この人たちが三〇年を超える生活を通して、団地の環境をつくってきたわけです。居住だけの、切り取られた場所じゃなくて、ここでは土日もここにいてたぶん面白いし、いろんなポジティブな生産が行われています。うちの事務所のスタッフは、スナップエンドウをもらって帰ってきましたが、すごくうまかったと言っていました。
「ふれあい広場」は、もともとテニスコートだったところをつくり変えたものです。毎年、夏祭りが行われています。
こんな感じで、ここでは、お金も動いて、コトも動いて、人も動いて、団地の生活が運営されています。最近の学生は、コミュニティだ、コミュニティだと卒業設計の課題で言いますけれども、コミュニティとは、こういう個性のことなのかもしれないなと思わせる面白いことが、実際起きている。そうすると、最初は、ただの羊かんが並んでいるように見えた団地も、非常に個性のあるものになっていく。
住民自らが団地を経営する
先ほど申しましたように、多摩ニュータウンなどでは、団地を経営する場所として、金も動き、金も生まれ、人も動き、モノも動くという場所として、自発的に経営していく動きがたくさん起きています。特に多摩と高蔵寺と千里、あるいはつくばのように大きい団地は、団地の中で、当事者同士の話し合いやお互いに元気づける試みも実際に起きています。
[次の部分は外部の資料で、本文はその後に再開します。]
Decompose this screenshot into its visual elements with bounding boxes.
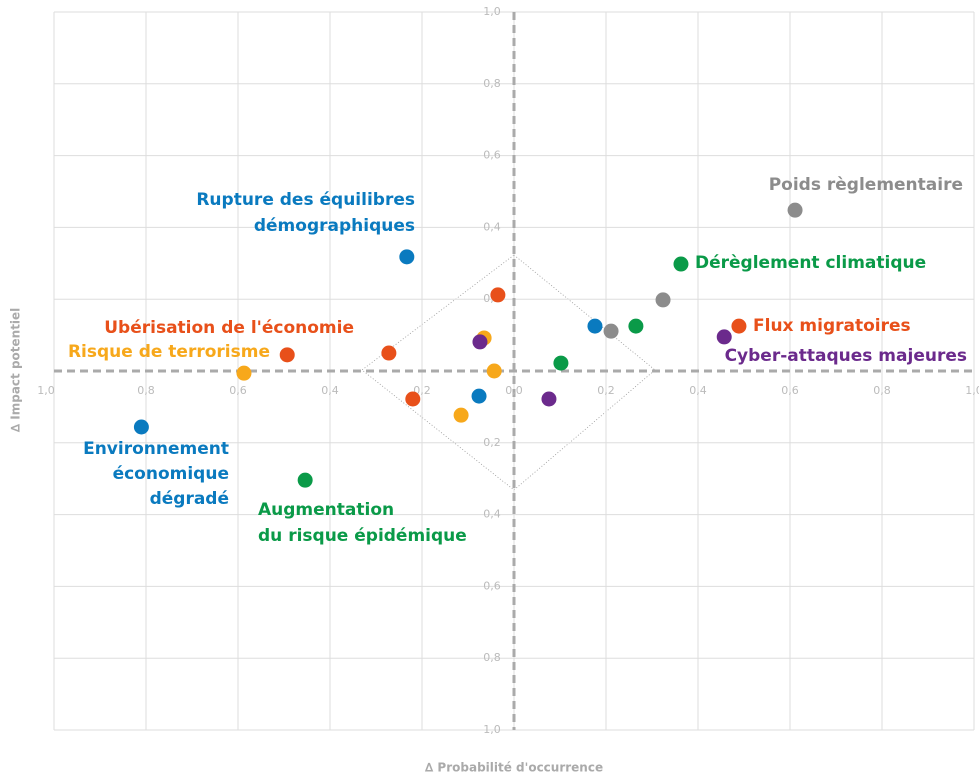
x-tick-label: 0,0 (505, 384, 523, 397)
point (297, 472, 313, 488)
annotation: Environnement (83, 439, 229, 459)
x-tick-label: 0,6 (781, 384, 799, 397)
y-tick-label: 0,4 (483, 220, 501, 233)
point (133, 419, 149, 435)
point (673, 256, 689, 272)
x-tick-label: 0,4 (321, 384, 339, 397)
annotation: Rupture des équilibres (196, 190, 415, 210)
threshold-diamond (361, 254, 656, 491)
point (471, 388, 487, 404)
point (628, 318, 644, 334)
annotation: Risque de terrorisme (68, 342, 270, 362)
annotation: du risque épidémique (258, 526, 467, 546)
point (453, 407, 469, 423)
point (490, 287, 506, 303)
x-tick-label: 1,0 (965, 384, 979, 397)
point (279, 347, 295, 363)
point (553, 355, 569, 371)
point (787, 202, 803, 218)
annotation: économique (113, 464, 229, 484)
y-tick-label: 1,0 (483, 5, 501, 18)
y-axis-title: ∆ Impact potentiel (9, 308, 23, 433)
point (472, 334, 488, 350)
y-tick-label: 1,0 (483, 723, 501, 736)
annotation: Augmentation (258, 500, 394, 520)
y-tick-label: 0,4 (483, 508, 501, 521)
y-tick-label: 0,8 (483, 651, 501, 664)
x-tick-label: 0,2 (597, 384, 615, 397)
point (716, 329, 732, 345)
annotation: Cyber-attaques majeures (725, 346, 967, 366)
annotation: Ubérisation de l'économie (104, 318, 354, 338)
point (405, 391, 421, 407)
annotation: démographiques (254, 216, 415, 236)
x-tick-label: 0,8 (873, 384, 891, 397)
annotation: dégradé (150, 489, 229, 509)
x-tick-label: 0,6 (229, 384, 247, 397)
x-tick-label: 1,0 (37, 384, 55, 397)
annotation: Poids règlementaire (769, 175, 963, 195)
point (236, 365, 252, 381)
point (603, 323, 619, 339)
x-tick-label: 0,4 (689, 384, 707, 397)
y-tick-label: 0,6 (483, 149, 501, 162)
point (381, 345, 397, 361)
y-tick-label: 0,8 (483, 77, 501, 90)
point (541, 391, 557, 407)
point (731, 318, 747, 334)
annotation: Dérèglement climatique (695, 253, 926, 273)
point (486, 363, 502, 379)
y-tick-label: 0,2 (483, 436, 501, 449)
y-tick-label: 0,6 (483, 579, 501, 592)
annotation: Flux migratoires (753, 316, 911, 336)
point (587, 318, 603, 334)
x-axis-title: ∆ Probabilité d'occurrence (425, 761, 603, 775)
x-tick-label: 0,8 (137, 384, 155, 397)
point (655, 292, 671, 308)
point (399, 249, 415, 265)
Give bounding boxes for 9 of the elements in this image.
市民参加型というよりも、市民そのものが主人公であり、責任をもち、場合によっては手柄を自分たちのものとし、失敗を恐れなければ、社会も大きく変わりそうです。それと同じことが団地の中でも当然起きてくるでしょう。団地には考えることのできる人たち、あるいは社会的経験を積んだ人たちがたくさんいますので、その人たちが団地を経営するというか、そこをマネージしたり、自分の能力を生かして何かする人たちが出てくれば、いろいろな個性ある団地が生まれてくることになるでしょう。
変化のダイナミズムと団地再生
朝日新聞の日曜版の付録の「be」に「あっと!@データ」という小さなコラムがあって、一〇〇年ぐらい前の日本で人口が一番多かった県はどこか、というのがありました。いったい、どこだと思いますか。
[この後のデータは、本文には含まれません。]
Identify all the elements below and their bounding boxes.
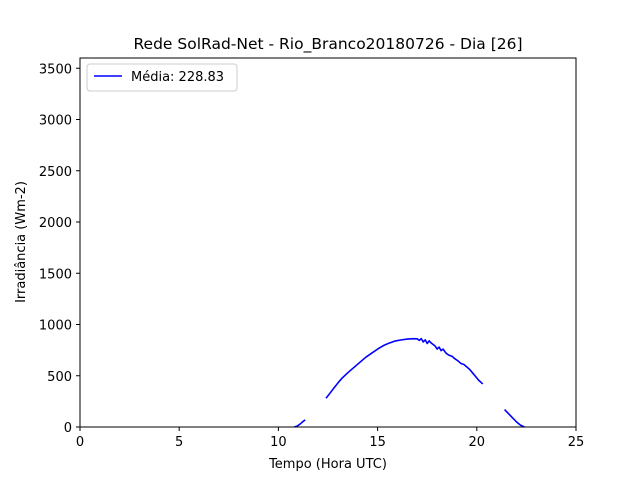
y-axis-label: Irradiância (Wm-2) xyxy=(14,181,29,303)
y-tick-label: 1000 xyxy=(39,319,72,334)
x-tick-label: 20 xyxy=(469,435,486,450)
x-axis-label: Tempo (Hora UTC) xyxy=(268,457,387,472)
series-line-segment-1 xyxy=(294,419,306,428)
y-tick-label: 1500 xyxy=(39,267,72,282)
y-tick-label: 3000 xyxy=(39,114,72,129)
series-line-segment-3 xyxy=(504,409,525,428)
x-tick-label: 10 xyxy=(270,435,287,450)
x-tick-label: 25 xyxy=(568,435,585,450)
x-tick-label: 5 xyxy=(175,435,183,450)
y-axis-ticks: 0 500 1000 1500 2000 2500 3000 3500 xyxy=(39,62,80,436)
y-tick-label: 0 xyxy=(64,421,72,436)
x-tick-label: 15 xyxy=(369,435,386,450)
legend: Média: 228.83 xyxy=(86,63,238,92)
y-tick-label: 3500 xyxy=(39,62,72,77)
plot-frame xyxy=(79,57,577,428)
y-tick-label: 2000 xyxy=(39,216,72,231)
chart-title: Rede SolRad-Net - Rio_Branco20180726 - D… xyxy=(133,35,522,54)
x-axis-ticks: 0 5 10 15 20 25 xyxy=(76,427,584,450)
series-line-segment-2 xyxy=(325,337,484,399)
y-tick-label: 2500 xyxy=(39,165,72,180)
x-tick-label: 0 xyxy=(76,435,84,450)
plot-area xyxy=(79,57,577,428)
legend-label: Média: 228.83 xyxy=(131,70,224,85)
legend-box xyxy=(86,63,238,92)
y-tick-label: 500 xyxy=(47,370,72,385)
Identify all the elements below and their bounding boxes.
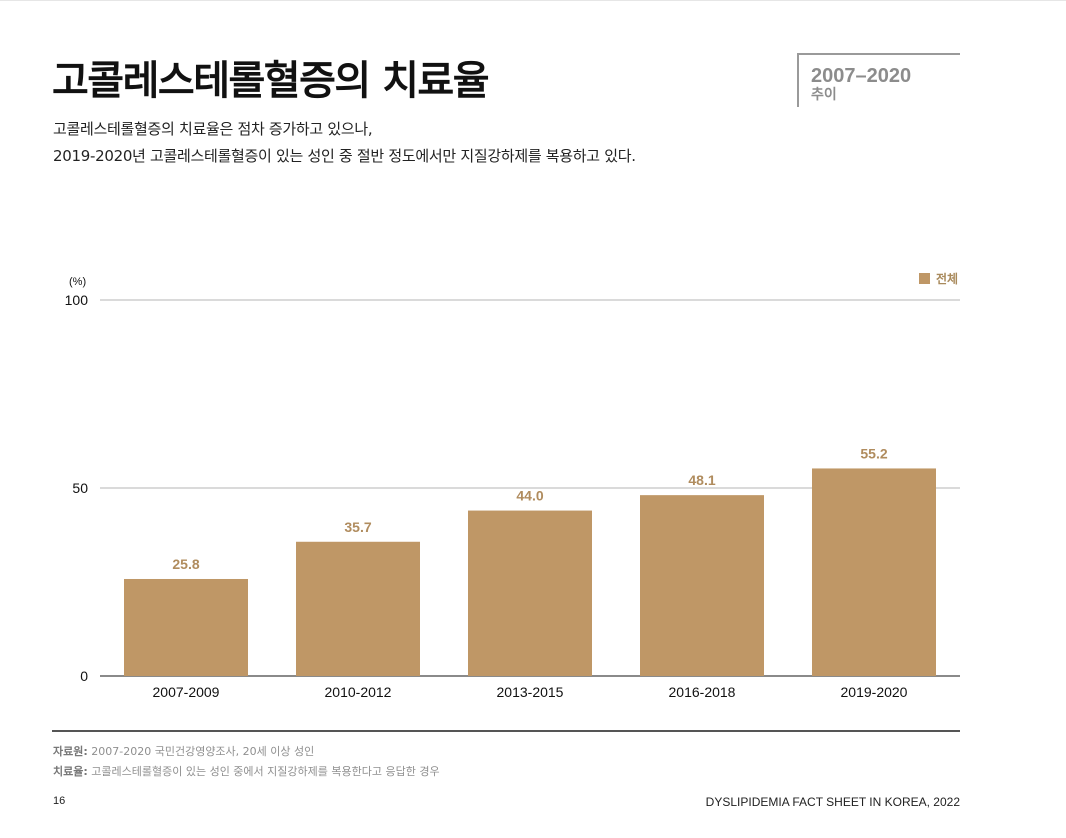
x-tick-label: 2016-2018 [669, 684, 736, 700]
source-divider [52, 730, 960, 732]
bar [124, 578, 248, 676]
x-tick-label: 2010-2012 [325, 684, 392, 700]
publication-title: DYSLIPIDEMIA FACT SHEET IN KOREA, 2022 [705, 795, 960, 809]
bars-layer [124, 468, 936, 676]
x-tick-label: 2007-2009 [153, 684, 220, 700]
badge-years: 2007–2020 [811, 65, 912, 87]
subtitle: 고콜레스테롤혈증의 치료율은 점차 증가하고 있으나, 2019-2020년 고… [53, 116, 636, 170]
period-badge: 2007–2020 추이 [797, 53, 960, 107]
chart-legend: 전체 [919, 270, 958, 287]
y-tick-label: 0 [80, 668, 88, 684]
definition-text: 고콜레스테롤혈증이 있는 성인 중에서 지질강하제를 복용한다고 응답한 경우 [87, 765, 440, 778]
subtitle-line-1: 고콜레스테롤혈증의 치료율은 점차 증가하고 있으나, [53, 120, 373, 138]
badge-label: 추이 [811, 87, 837, 103]
labels-layer: (%) 0 50 100 25.8 2007-2009 35.7 2010-2012 44.0 2… [65, 276, 908, 700]
bar-value-label: 48.1 [688, 472, 715, 488]
bar [296, 541, 420, 676]
x-tick-label: 2019-2020 [841, 684, 908, 700]
legend-swatch [919, 273, 930, 284]
bar-value-label: 55.2 [860, 445, 887, 461]
bar-value-label: 44.0 [516, 488, 543, 504]
page-number: 16 [53, 795, 66, 807]
y-tick-label: 50 [72, 480, 88, 496]
source-text: 2007-2020 국민건강영양조사, 20세 이상 성인 [87, 745, 315, 758]
bar-value-label: 35.7 [344, 519, 371, 535]
definition-note: 치료율: 고콜레스테롤혈증이 있는 성인 중에서 지질강하제를 복용한다고 응답… [53, 762, 440, 782]
subtitle-line-2: 2019-2020년 고콜레스테롤혈증이 있는 성인 중 절반 정도에서만 지질… [53, 147, 636, 165]
legend-label: 전체 [936, 272, 959, 286]
bar [812, 468, 936, 676]
y-axis-unit: (%) [69, 276, 86, 288]
x-tick-label: 2013-2015 [497, 684, 564, 700]
definition-label: 치료율: [53, 765, 88, 778]
y-tick-label: 100 [65, 292, 89, 308]
chart-notes: 자료원: 2007-2020 국민건강영양조사, 20세 이상 성인 치료율: … [53, 742, 440, 782]
bar [468, 510, 592, 676]
source-note: 자료원: 2007-2020 국민건강영양조사, 20세 이상 성인 [53, 742, 440, 762]
bar [640, 495, 764, 676]
page-title: 고콜레스테롤혈증의 치료율 [52, 58, 490, 104]
top-border [0, 0, 1066, 1]
source-label: 자료원: [53, 745, 88, 758]
bar-value-label: 25.8 [172, 556, 199, 572]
新潟県なのです。つまり、農業がいかに優位な産業で、いかに豊かな暮らしをつくり出し、経済的な力があったか、いかに労働集約型であったか、ということを物語っています。
今では、新潟が日本で一番人口が多かったことを想像できない。僕がびっくりしたのは、そのぐらい世の中はダイナミックに変わったということです。今後もまた非常にドラスティックに変わる可能性がある。だから、都市とかまちが、これから変わっていくことについて歯止めをかけることができるかどうかもわからない。
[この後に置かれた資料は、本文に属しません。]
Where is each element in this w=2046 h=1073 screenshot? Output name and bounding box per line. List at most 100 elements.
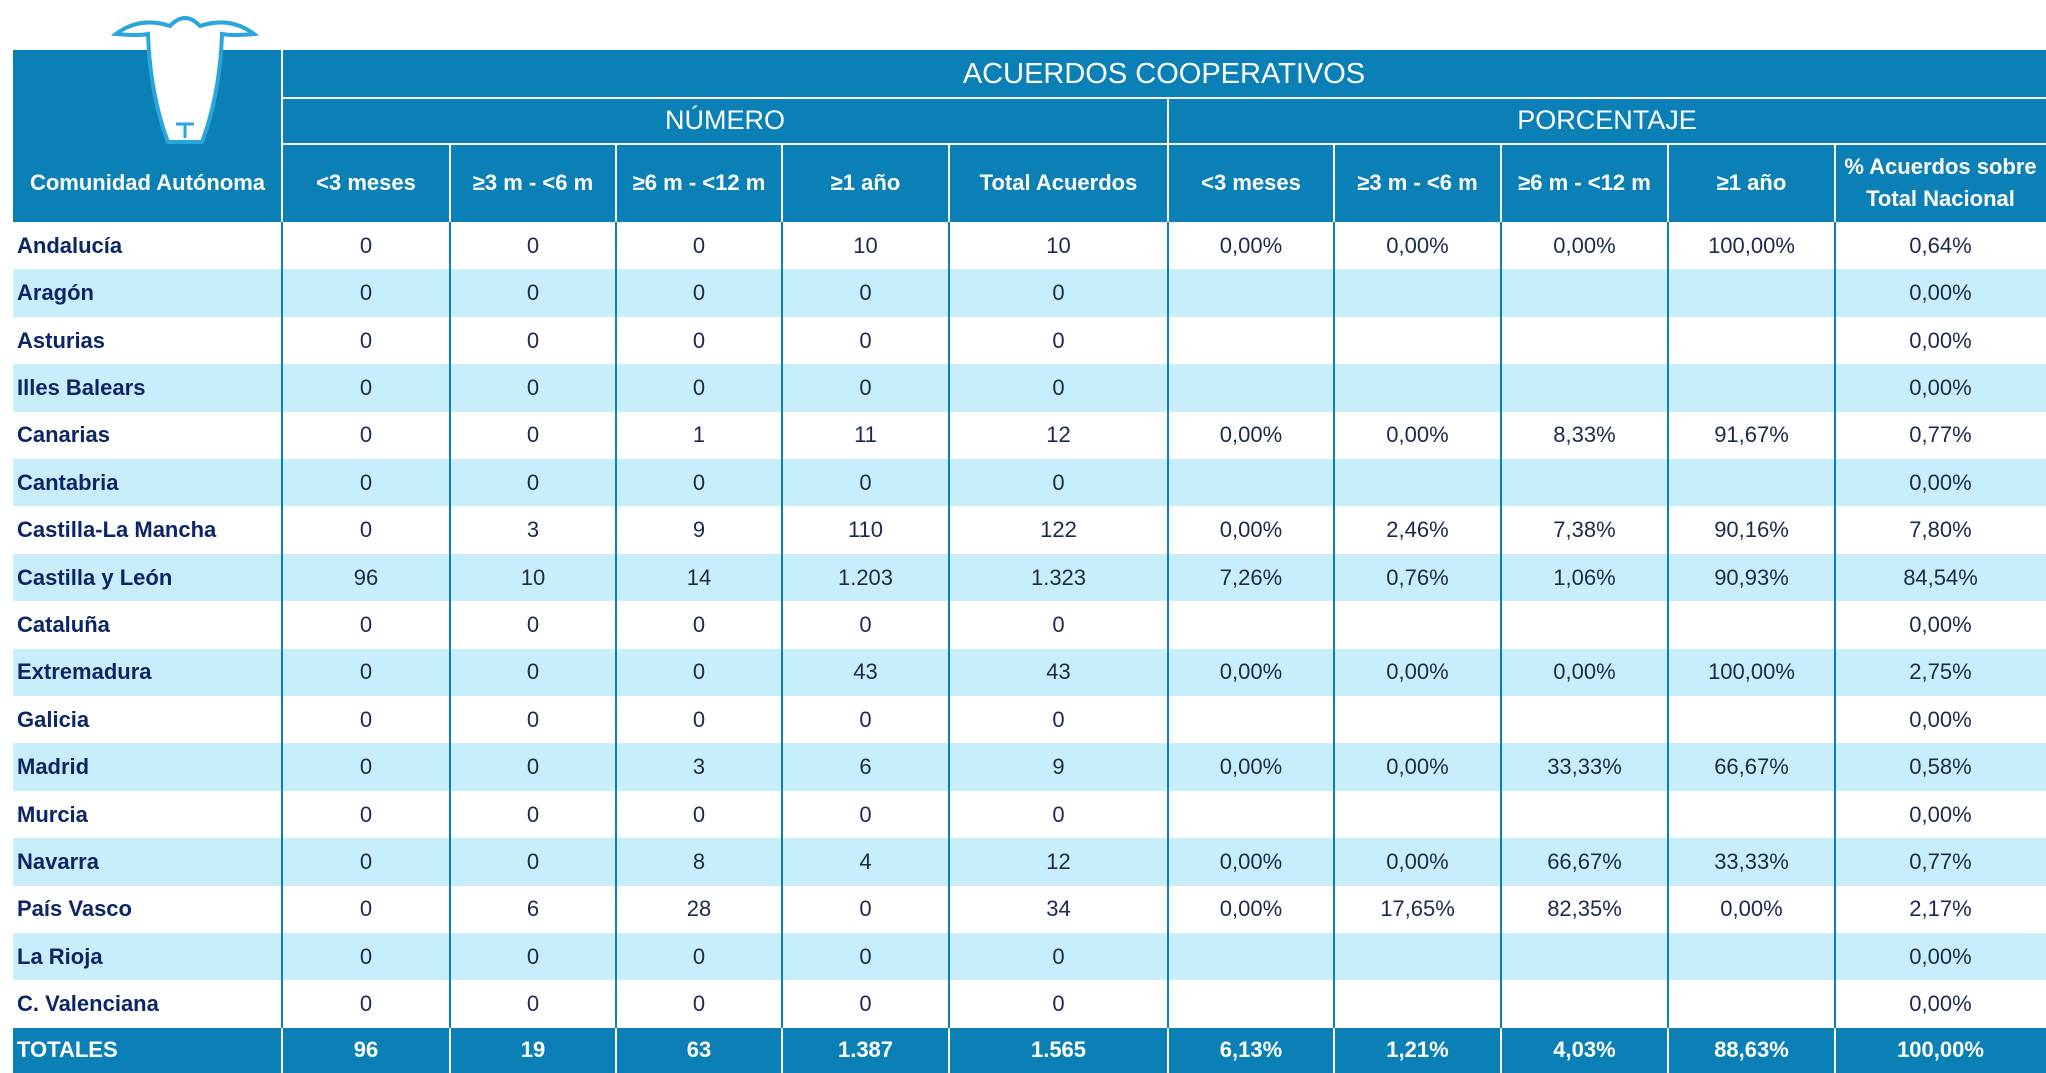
column-border [781, 222, 783, 1028]
region-name: C. Valenciana [17, 991, 159, 1017]
table-cell: 0 [282, 269, 450, 317]
table-cell [1668, 269, 1835, 317]
column-border [281, 222, 283, 1028]
column-border [1500, 1027, 1502, 1073]
table-cell: 0 [782, 933, 949, 981]
table-cell: 0,00% [1835, 364, 2046, 412]
table-cell [1168, 933, 1334, 981]
table-cell [1334, 980, 1501, 1027]
table-cell: 0 [359, 706, 373, 732]
table-cell: 0 [616, 648, 782, 696]
table-cell: 0 [526, 991, 540, 1017]
table-cell: 0 [282, 459, 450, 507]
table-cell: 0 [359, 991, 373, 1017]
table-cell: 0 [692, 991, 706, 1017]
table-cell: 34 [1046, 896, 1071, 922]
table-cell: 0,00% [1909, 991, 1972, 1017]
table-cell: 0 [450, 459, 616, 507]
table-cell: 0,00% [1168, 838, 1334, 886]
table-cell: 0,00% [1720, 896, 1783, 922]
table-cell: 2,46% [1386, 517, 1449, 543]
table-cell: 0 [450, 838, 616, 886]
table-cell: 84,54% [1835, 553, 2046, 602]
table-cell: 0 [859, 327, 872, 353]
table-cell: 0 [450, 269, 616, 317]
table-cell: 0 [526, 422, 540, 448]
totals-cell: 19 [450, 1027, 616, 1073]
table-cell: 17,65% [1380, 896, 1455, 922]
table-cell: 0,00% [1386, 422, 1449, 448]
column-border [1167, 222, 1169, 1028]
table-cell: 0 [949, 459, 1168, 507]
column-border [781, 1027, 783, 1073]
table-cell: 0 [359, 896, 373, 922]
table-cell: 2,17% [1909, 896, 1972, 922]
table-cell [1501, 601, 1668, 648]
column-border [615, 144, 617, 222]
table-cell: 0 [359, 801, 373, 827]
table-cell: 0,00% [1219, 517, 1283, 543]
column-border [1667, 144, 1669, 222]
table-cell [1668, 317, 1835, 364]
table-cell: 0,77% [1909, 422, 1972, 448]
column-border [1167, 98, 1169, 222]
table-cell: 3 [616, 743, 782, 791]
table-cell: 122 [1040, 517, 1077, 543]
table-cell: 1,06% [1501, 553, 1668, 602]
region-name: Asturias [17, 327, 106, 353]
table-cell: 0 [949, 269, 1168, 317]
table-cell: 0,00% [1168, 743, 1334, 791]
region-name: Castilla y León [13, 553, 282, 602]
table-cell [1501, 791, 1668, 838]
table-cell: 0,00% [1219, 232, 1283, 258]
column-border [1667, 222, 1669, 1028]
table-cell [1334, 269, 1501, 317]
header-cell [13, 50, 282, 222]
table-cell: 0 [526, 611, 540, 637]
table-cell: 0 [526, 801, 540, 827]
table-cell: 0 [616, 364, 782, 412]
table-cell: 0 [282, 838, 450, 886]
column-border [1333, 1027, 1335, 1073]
table-cell: 0,00% [1219, 896, 1283, 922]
column-border [1333, 222, 1335, 1028]
table-cell: 0,00% [1334, 648, 1501, 696]
table-cell: 91,67% [1714, 422, 1789, 448]
table-cell: 0 [692, 232, 706, 258]
table-cell [1168, 317, 1334, 364]
region-name: Canarias [17, 422, 110, 448]
column-border [1834, 1027, 1836, 1073]
table-cell: 0 [859, 991, 872, 1017]
table-cell: 1.203 [782, 553, 949, 602]
table-cell: 0 [859, 801, 872, 827]
group-header: NÚMERO [282, 98, 1168, 144]
table-cell: 0,00% [1334, 743, 1501, 791]
column-header: <3 meses [1168, 144, 1334, 222]
table-cell: 33,33% [1501, 743, 1668, 791]
table-cell: 0 [1052, 611, 1065, 637]
column-border [281, 50, 283, 222]
table-cell: 0 [692, 706, 706, 732]
logo [110, 16, 260, 144]
table-cell: 0,64% [1909, 232, 1972, 258]
table-cell [1334, 317, 1501, 364]
table-cell: 0 [359, 517, 373, 543]
region-name: Extremadura [13, 648, 282, 696]
column-border [1500, 222, 1502, 1028]
table-cell [1501, 980, 1668, 1027]
table-cell: 0,00% [1168, 648, 1334, 696]
table-cell: 1.323 [949, 553, 1168, 602]
table-cell: 66,67% [1501, 838, 1668, 886]
table-title: ACUERDOS COOPERATIVOS [282, 50, 2046, 98]
region-name: Castilla-La Mancha [17, 517, 217, 543]
column-header: % Acuerdos sobre Total Nacional [1835, 144, 2046, 222]
table-cell: 6 [526, 896, 540, 922]
region-name: Aragón [13, 269, 282, 317]
table-cell: 0,00% [1909, 801, 1972, 827]
table-cell: 11 [854, 422, 877, 448]
column-border [1834, 222, 1836, 1028]
column-border [948, 222, 950, 1028]
column-header: ≥1 año [782, 144, 949, 222]
column-border [449, 1027, 451, 1073]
団地が消えていくかもしれないとも思います。大きく、別の変わり方をここから先、相当なスピードでする可能性がありますから。そのときに、生活の場所をどうつくるのかということが、すでにある団地をどう再生するかということにつながっていくのかも知れません。僕たちがつくり変えることを非常にクリエーティブにできたら、大変面白いことになる可能性があると思います。